Afrik.com : Alors le problème ne se pose pas, vous souhaitez la même chose que la commission et ceux qui réclament justice.

C. Hamada :
Nous n’avions pas de souci au départ, mais je vous invite à écouter la déclaration de M.Bouderbala, vous comprendrez notre position concernant cette commission.

Afrik.com : ce monsieur rapporté ce qu’on lui a déclaré lors de ses enquêtes, il a aussi précisé qu’un certain nombre de fonctionnaires de police ont été accusés à tort.. si cette commission ne communiquait pas, le doute s’installerait, vous n’ignorez pas qu’ il y a une forte demande aujourd’hui comme vous le savez, c’est rappelé à chaque contestation.

C. Hamada :
Il a proféré des accusations très précises, il a provoqué un tapage médiatique désignant directement les policiers comme coupables… Il est tenu par un devoir de réserve jusqu’à l’éventuelle condamnation des personnes suspectées. Il est appelé a travailler en toute discrétion. M.Bouderbala travaille avec une ordonnance présidentielle qu’il doit respecter scrupuleusement, il ne peut pas s’exprimer à tort et travers pour condamner telle personne ou telle autre, il y a des règles à respecter.
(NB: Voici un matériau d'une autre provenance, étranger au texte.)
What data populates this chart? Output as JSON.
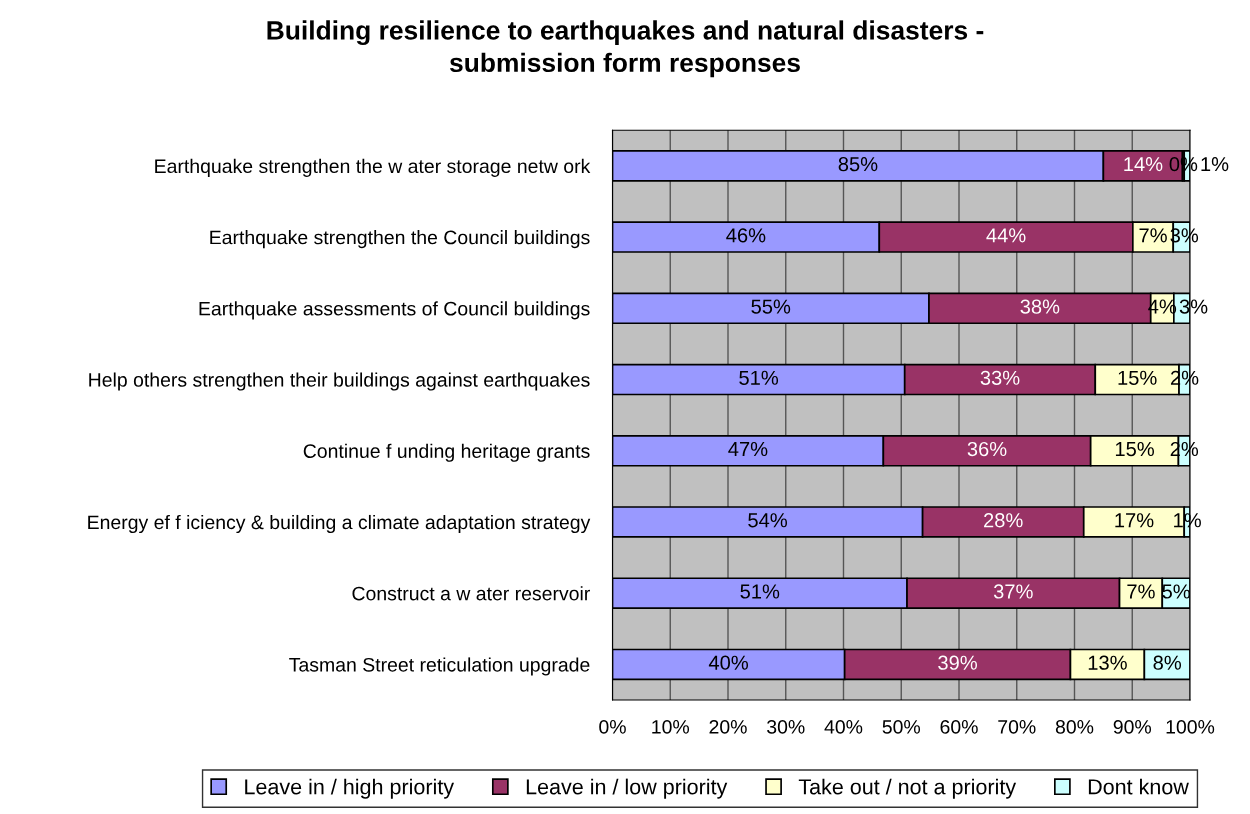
{
  "chart_data": {
    "type": "bar",
    "orientation": "horizontal",
    "stacked": true,
    "title": "Building resilience to earthquakes and natural disasters -\nsubmission form responses",
    "categories": [
      "Earthquake strengthen the w ater storage netw ork",
      "Earthquake strengthen the Council buildings",
      "Earthquake assessments of Council buildings",
      "Help others strengthen their buildings against earthquakes",
      "Continue f unding heritage grants",
      "Energy ef f iciency & building a climate adaptation strategy",
      "Construct a w ater reservoir",
      "Tasman Street reticulation upgrade"
    ],
    "series": [
      {
        "name": "Leave in / high priority",
        "color": "#9999ff",
        "values": [
          85.0,
          46.2,
          54.8,
          50.6,
          46.9,
          53.7,
          51.0,
          40.2
        ],
        "value_labels": [
          "85%",
          "46%",
          "55%",
          "51%",
          "47%",
          "54%",
          "51%",
          "40%"
        ]
      },
      {
        "name": "Leave in / low priority",
        "color": "#993366",
        "values": [
          13.7,
          43.9,
          38.4,
          33.0,
          35.9,
          27.9,
          36.8,
          39.1
        ],
        "value_labels": [
          "14%",
          "44%",
          "38%",
          "33%",
          "36%",
          "28%",
          "37%",
          "39%"
        ]
      },
      {
        "name": "Take out / not a priority",
        "color": "#ffffcc",
        "values": [
          0.3,
          7.0,
          4.0,
          14.5,
          15.2,
          17.4,
          7.4,
          12.8
        ],
        "value_labels": [
          "0%",
          "7%",
          "4%",
          "15%",
          "15%",
          "17%",
          "7%",
          "13%"
        ]
      },
      {
        "name": "Dont know",
        "color": "#ccffff",
        "values": [
          1.0,
          2.9,
          2.8,
          1.9,
          2.0,
          1.0,
          4.8,
          7.9
        ],
        "value_labels": [
          "1%",
          "3%",
          "3%",
          "2%",
          "2%",
          "1%",
          "5%",
          "8%"
        ]
      }
    ],
    "xlim": [
      0,
      100
    ],
    "xticks": [
      {
        "value": 0,
        "label": "0%"
      },
      {
        "value": 10,
        "label": "10%"
      },
      {
        "value": 20,
        "label": "20%"
      },
      {
        "value": 30,
        "label": "30%"
      },
      {
        "value": 40,
        "label": "40%"
      },
      {
        "value": 50,
        "label": "50%"
      },
      {
        "value": 60,
        "label": "60%"
      },
      {
        "value": 70,
        "label": "70%"
      },
      {
        "value": 80,
        "label": "80%"
      },
      {
        "value": 90,
        "label": "90%"
      },
      {
        "value": 100,
        "label": "100%"
      }
    ],
    "grid": "x",
    "legend": "bottom"
  }
}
Afrik.com : La commission passera bientôt à la phase suivante, c’est à dire l’audition des fonctionnaires de police, comment allez vous réagir ?

C.Hamada :
Nous n’avons pas de souci sur le principe d’établir les faits, nous avons tout intérêt à ce que les vérités soient connues parce que nous pâtissons d’une grande campagne de dénigrement et que nous ne bénéficions aucunement de conditions équitables, nous ne sommes pas audibles comme victimes. Notre seul souci, c’est les déclarations avant terme qui chargent le climat davantage alors que les faits ne sont pas encore définitivement établis et qu’aucune condamnation n’a été prononcée. Je m’adresse à M. Bouderbala pour lui dire qu’il a eu tort de désigner des gens avant d’avoir tous les éléments en mains et cela a des répercussions sur des familles et des enfants.

Afrik.com : Il n’a pourtant cité aucun nom ?

C.Hamada :
C’est là tout le problème. Il aurait dû désigner formellement les coupables au lieu de toucher toute la profession.

Afrik.com : Allez vous collaborer avec cette commission donc et lui faciliter la tache en lui procurant toute documentation utile ?

C.Hamada :
Nous n’allons rien bloquer, au contraire je vous l’ai dit. Nous avons tout intérêt à ce que les faits soient élucidés, les policiers ont aussi leur version des faits qui devra être entendue, donc nous sommes prêts à fournir tous les témoignages et documents si nous sommes sollicités. Cette commission demande et elle trouvera toute l’aide dont elle aura besoin, mais dans le cadre de la loi et sans verser dans les jugements populaires.